2.4

1.8K 74 11
                                    

Selam dostlar!

Sizi yaklaşık bir ay kadar beklettim, farkındayım. Ama bu dönem seçim ve sınavlarım biraz üst üste geldi. İkisinin de stresini yaşamak zulüm gibiydi. Hazır ikinci sınavlarım da ertelenmişken, bir bölüm yazayım dedim ve işte burada!

Umarım beğenirsiniz, beğenmeyi ve yorum atmayı unutmayın! Sizi çok seviyorum.

                                      ***
Sevmenin acı verici olduğunu, hiçbir kitapta ve hiçbir filmde söylememişlerdi bana. Sevmek, her zaman güzel bir şeydi. Birini sevebilmek dünyadaki en güzel histi öyle değil mi?

Değil.

Benden çok uzakta olan birini yüreğimde taşımıştım yıllarca. Bedeni yanımdaydı ama ruhu ve kalbi hep çok uzaktaydı. Bu yükü taşımak günden güne zorlaşsa da alışmıştım. Yüreğimin tam ortasında böyle bir yükü taşımaya alışmıştım. Sanki benimle özdeşmişti bu. Sanki orası, onun için rezerve edilmişti ve başkasının gelip orayı alması çok zordu.

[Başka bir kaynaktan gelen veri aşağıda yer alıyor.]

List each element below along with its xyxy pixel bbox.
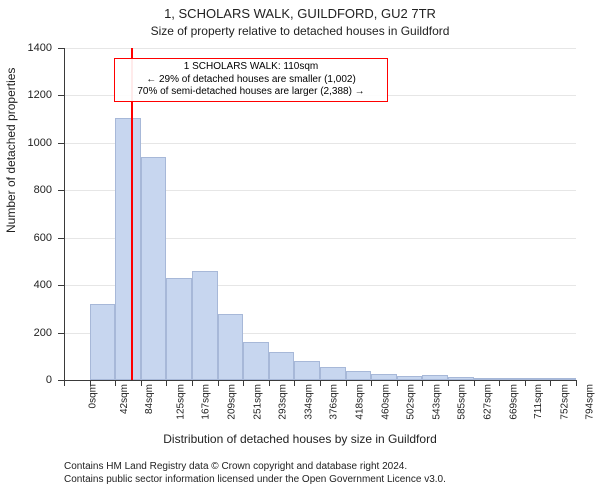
x-tick-label: 251sqm (252, 384, 263, 420)
x-tick-label: 376sqm (329, 384, 340, 420)
x-tick-label: 418sqm (355, 384, 366, 420)
y-tick-label: 400 (34, 279, 52, 291)
x-tick-label: 125sqm (175, 384, 186, 420)
x-tick-label: 167sqm (201, 384, 212, 420)
x-tick-label: 794sqm (585, 384, 596, 420)
annotation-line: 1 SCHOLARS WALK: 110sqm (121, 61, 381, 74)
x-tick-label: 209sqm (227, 384, 238, 420)
histogram-bar (218, 314, 244, 380)
x-tick-label: 293sqm (278, 384, 289, 420)
x-tick-label: 669sqm (508, 384, 519, 420)
histogram-bar (141, 157, 167, 380)
histogram-bar (192, 271, 218, 380)
grid-line (64, 48, 576, 49)
x-tick-label: 334sqm (303, 384, 314, 420)
annotation-box: 1 SCHOLARS WALK: 110sqm← 29% of detached… (114, 58, 388, 102)
y-tick-label: 0 (46, 374, 52, 386)
grid-line (64, 143, 576, 144)
histogram-bar (320, 367, 346, 380)
histogram-bar (115, 118, 141, 380)
x-tick-label: 502sqm (406, 384, 417, 420)
y-tick-label: 200 (34, 327, 52, 339)
histogram-bar (346, 371, 372, 380)
attribution-footer: Contains HM Land Registry data © Crown c… (64, 460, 446, 486)
footer-line-2: Contains public sector information licen… (64, 473, 446, 486)
histogram-bar (269, 352, 295, 380)
y-tick-label: 1200 (28, 89, 52, 101)
y-tick-label: 1400 (28, 42, 52, 54)
y-axis-label: Number of detached properties (4, 68, 18, 233)
annotation-line: ← 29% of detached houses are smaller (1,… (121, 74, 381, 87)
x-tick-label: 585sqm (457, 384, 468, 420)
y-tick-label: 800 (34, 184, 52, 196)
footer-line-1: Contains HM Land Registry data © Crown c… (64, 460, 446, 473)
page-title: 1, SCHOLARS WALK, GUILDFORD, GU2 7TR (0, 6, 600, 21)
chart-plot-area: 02004006008001000120014000sqm42sqm84sqm1… (64, 48, 576, 380)
x-tick-label: 711sqm (533, 384, 544, 419)
histogram-bar (243, 342, 269, 380)
histogram-bar (90, 304, 116, 380)
y-tick-label: 600 (34, 232, 52, 244)
x-axis-line (64, 380, 576, 381)
annotation-line: 70% of semi-detached houses are larger (… (121, 86, 381, 99)
histogram-bar (294, 361, 320, 380)
y-axis-line (64, 48, 65, 380)
page: 1, SCHOLARS WALK, GUILDFORD, GU2 7TR Siz… (0, 0, 600, 500)
y-tick-label: 1000 (28, 137, 52, 149)
histogram-bar (166, 278, 192, 380)
x-tick-label: 543sqm (431, 384, 442, 420)
x-tick-label: 0sqm (87, 384, 98, 408)
x-tick-mark (576, 380, 577, 386)
x-axis-label: Distribution of detached houses by size … (0, 432, 600, 446)
x-tick-label: 42sqm (119, 384, 130, 414)
x-tick-label: 84sqm (144, 384, 155, 414)
page-subtitle: Size of property relative to detached ho… (0, 24, 600, 38)
x-tick-label: 627sqm (483, 384, 494, 420)
x-tick-label: 752sqm (559, 384, 570, 420)
x-tick-label: 460sqm (380, 384, 391, 420)
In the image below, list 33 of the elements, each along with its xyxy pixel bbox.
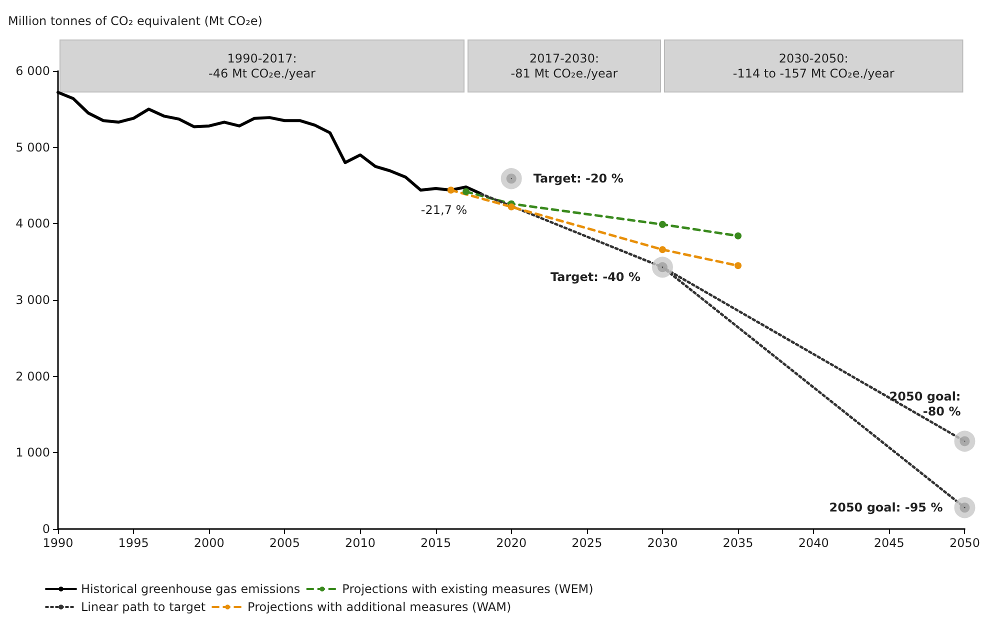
y-tick-label: 2 000 [16,369,50,384]
y-tick-label: 6 000 [16,64,50,78]
band-label: 2030-2050: -114 to -157 Mt CO₂e./year [732,52,894,80]
y-axis-title: Million tonnes of CO₂ equivalent (Mt CO₂e) [8,14,262,28]
y-tick-label: 3 000 [16,293,50,307]
x-tick-label: 2045 [874,536,904,550]
x-tick-label: 2000 [194,536,224,550]
x-tick-label: 2025 [572,536,602,550]
x-tick-label: 2015 [420,536,452,550]
x-tick-label: 2035 [722,536,754,550]
x-tick-label: 2050 [949,536,980,550]
band-label: 2017-2030: -81 Mt CO₂e./year [510,52,618,80]
x-tick-label: 2005 [269,536,300,550]
x-tick-label: 1995 [118,536,149,550]
legend-label: Projections with additional measures (WAM) [248,600,512,614]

Şimdiyse her şeyden vazgeçmem gerekiyordu. Rezerve ettiği şey boğaz manzaralı bir masa değildi, genç bir kadının yüreğiydi.

Yüreğimden onu söküp atmak için yeterli sebeplerim vardı. Onu sevmek için ise hiçbir sebebim yoktu.

Sevmek için bir sebebim yokken onu deli gibi sevmiştim. Fakat onu sevmemem için bir sürü sebebim olmasına rağmen ondan vazgeçemiyordum.

Ama artık vazgeçmek zorundaydım.

Sonucu ne olursa olsun, hayatıma kim girerse girsin ondan vazgeçmekten başka bir çarem yoktu. Olacakları biliyordum, az çok tahmin ediyordum da diyebiliriz.

Yıllardır içimde tuttuğum bu şeyi sonunda yeniden söyleyebilmiştim. Bana birkaç yıl önce bu ergenliğin getirdiği bir şey, büyüdüğün zaman anlayacaksın demişti. Büyümüştüm, ama henüz anlayamamıştım.

Ve sanırım, hak ettiğim adam için aşık olduğum adamdan vazgeçiyordum.

"Sezin."

Ulaş'ı hak ediyordum. O da beni hak ediyordu ve bugüne kadar benim için çabalamıştı. Herkesin aksine benim için uğraş vermişti ve bu kıymetliydi.

"Borga Ağabey," dedim ve geri çekilerek, sakallarına baktım. Nasıl da uzamıştı öyle. Sanki içinde tuttuğu ne kadar çok şey varsa hepsini sakallarına doğru uzatmıştı. "Bundan sonra ben senin için tamamen yakın arkadaşının kardeşiyim, sen de benim ağabeyimsin."

Gözümden düşen yaşlar yavaş yavaş son buluyordu ve artık ağlamamaya başlıyordum.

"Bu konu açılmaması gereken bir konuydu. Hayatıma istediğin gibi müdahale etmeye başladığın için bunları sana söylemek zorunda kaldım." Açıklama yapmak istemiyordum ama elimde değildi. "O yüzden hayatıma bir daha müdahale etmeyeceksin, ben de bu saatten sonra kendi önümdeki insana bakıp mutlu olacağım."

Diyecek hiçbir şeyi yoktu sanki. Ne diyebilirdi ki zaten? Hiçbir şey demeyecekti elbette.

"Nasıl istersen." dedi, beni şaşırtmayarak. Klasikti bu cümleleri. Nasıl istersen, sen bilirsin, keyfine göre...

Arkasını dönüp salondan uzaklaşırken, öylece dikiliyordum. Bacaklarım tutmuyordu ve gerçekten kendimi duvardan duvara vurarak ağlamamak için kendimi sakinleştirmeye çalışıyor derin derin nefes alıyordum.

Bu evden gitmem gerekiyordu. Gündüzleri gelip burada köpeğimle oynayabilir, ona gereken ilgiyi elbette verebilirdim. Eğer burada kalmaya devam edersem akli dengem yerinden oynayacak, ki zaten oynamaya çok müsait.